18/08/2026
"Ma quel test che fate con il braccio, funziona davvero o è suggestione?"
Me lo chiedono spesso, e la risposta seria richiede più di una riga.
𝐂𝐨𝐬'è, 𝐭𝐞𝐜𝐧𝐢𝐜𝐚𝐦𝐞𝐧𝐭𝐞.
Il test muscolare kinesiologico nasce dal lavoro del chiropratico americano George Goodheart, che negli anni '60 osservò qualcosa di specifico: alcuni muscoli, in presenza di un disturbo funzionale, mostravano una "𝐝𝐞𝐛𝐨𝐥𝐞𝐳𝐳𝐚 𝐫𝐞𝐯𝐞𝐫𝐬𝐢𝐛𝐢𝐥𝐞", non per mancanza di forza, ma per un'interferenza nella comunicazione tra sistema nervoso e muscolo. Una volta rimossa l'interferenza, la forza tornava, spesso subito.
𝐀 𝐜𝐨𝐬𝐚 𝐬𝐞𝐫𝐯𝐞 𝐧𝐞𝐥𝐥𝐚 𝐩𝐫𝐚𝐭𝐢𝐜𝐚.
Non misura la potenza muscolare. Funziona come un 𝐛𝐢𝐨𝐟𝐞𝐞𝐝𝐛𝐚𝐜𝐤: un modo per raccogliere un'informazione dal sistema nervoso del cliente su dove il corpo sta comunicando bene e dove no.
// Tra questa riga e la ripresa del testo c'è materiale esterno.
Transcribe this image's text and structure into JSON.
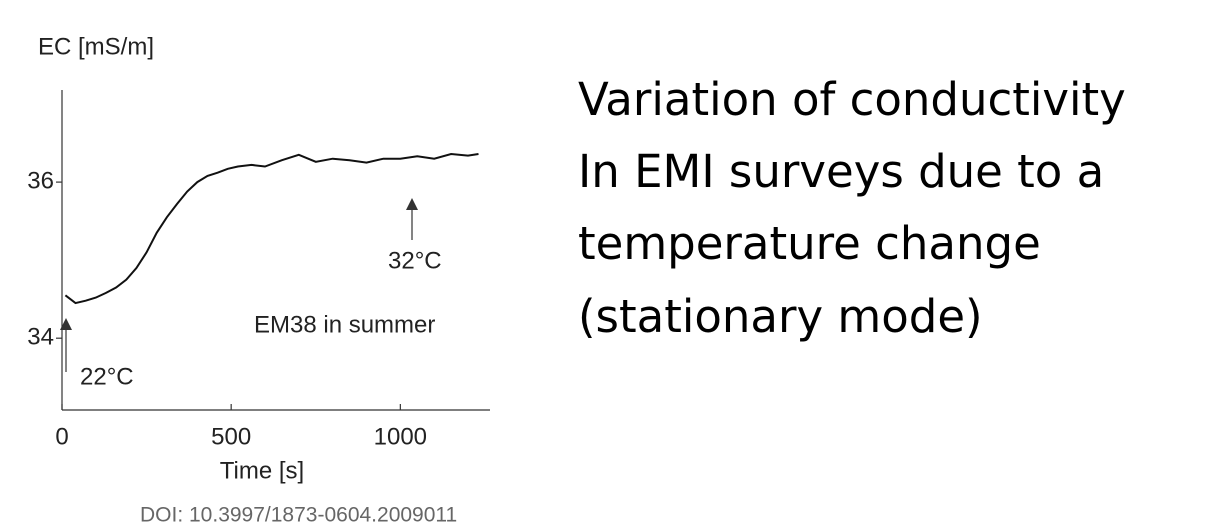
{
  "chart_data": {
    "type": "line",
    "y_label": "EC [mS/m]",
    "x_label": "Time [s]",
    "xlim": [
      0,
      1265
    ],
    "ylim": [
      33.08,
      37.18
    ],
    "xticks": [
      0,
      500,
      1000
    ],
    "yticks": [
      34,
      36
    ],
    "annotations": [
      "22°C",
      "32°C",
      "EM38 in summer"
    ],
    "series": [
      {
        "name": "EC",
        "color": "#111",
        "x": [
          10,
          40,
          70,
          100,
          130,
          160,
          190,
          220,
          250,
          280,
          310,
          340,
          370,
          400,
          430,
          460,
          490,
          520,
          560,
          600,
          650,
          700,
          750,
          800,
          850,
          900,
          950,
          1000,
          1050,
          1100,
          1150,
          1200,
          1231
        ],
        "values": [
          34.55,
          34.45,
          34.48,
          34.52,
          34.58,
          34.65,
          34.75,
          34.9,
          35.1,
          35.35,
          35.55,
          35.72,
          35.88,
          36.0,
          36.08,
          36.12,
          36.17,
          36.2,
          36.22,
          36.2,
          36.28,
          36.35,
          36.26,
          36.3,
          36.28,
          36.25,
          36.3,
          36.3,
          36.33,
          36.3,
          36.36,
          36.34,
          36.36
        ]
      }
    ]
  },
  "text": {
    "lines": [
      "Variation of conductivity",
      "In EMI surveys due to a",
      "temperature change",
      "(stationary mode)"
    ],
    "doi": "DOI: 10.3997/1873-0604.2009011"
  }
}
Nel Metodo Integrato, questo orienta l'operatore su quali sequenze Bowen proporre, e in che ordine.
𝐄 𝐪𝐮𝐢 𝐥𝐚 𝐩𝐚𝐫𝐭𝐞 𝐜𝐡𝐞 𝐫𝐢𝐬𝐩𝐞𝐭𝐭𝐨 𝐝𝐢 𝐩𝐢ù 𝐟𝐚𝐫𝐞, 𝐬𝐞𝐦𝐩𝐫𝐞: 𝐥𝐚 𝐭𝐫𝐚𝐬𝐩𝐚𝐫𝐞𝐧𝐳𝐚.
Il test muscolare 𝐧𝐨𝐧 è 𝐮𝐧 𝐞𝐬𝐚𝐦𝐞 𝐝𝐢𝐚𝐠𝐧𝐨𝐬𝐭𝐢𝐜𝐨 in senso clinico. Non individua patologie, non sostituisce esami strumentali, e la comunità scientifica resta legittimamente divisa sulla sua oggettività come strumento di misurazione ,più operatori possono ottenere risposte diverse sullo stesso test.
Quello che offre, quando è praticato con rigore, è un 𝐥𝐢𝐧𝐠𝐮𝐚𝐠𝐠𝐢𝐨 𝐢𝐧 𝐩𝐢ù per ascoltare un corpo che, spesso, i sintomi da soli non riescono a spiegare del tutto.
Chi lavora già nel benessere lo sa: gli strumenti onesti sono quelli di cui sai anche descrivere i limiti.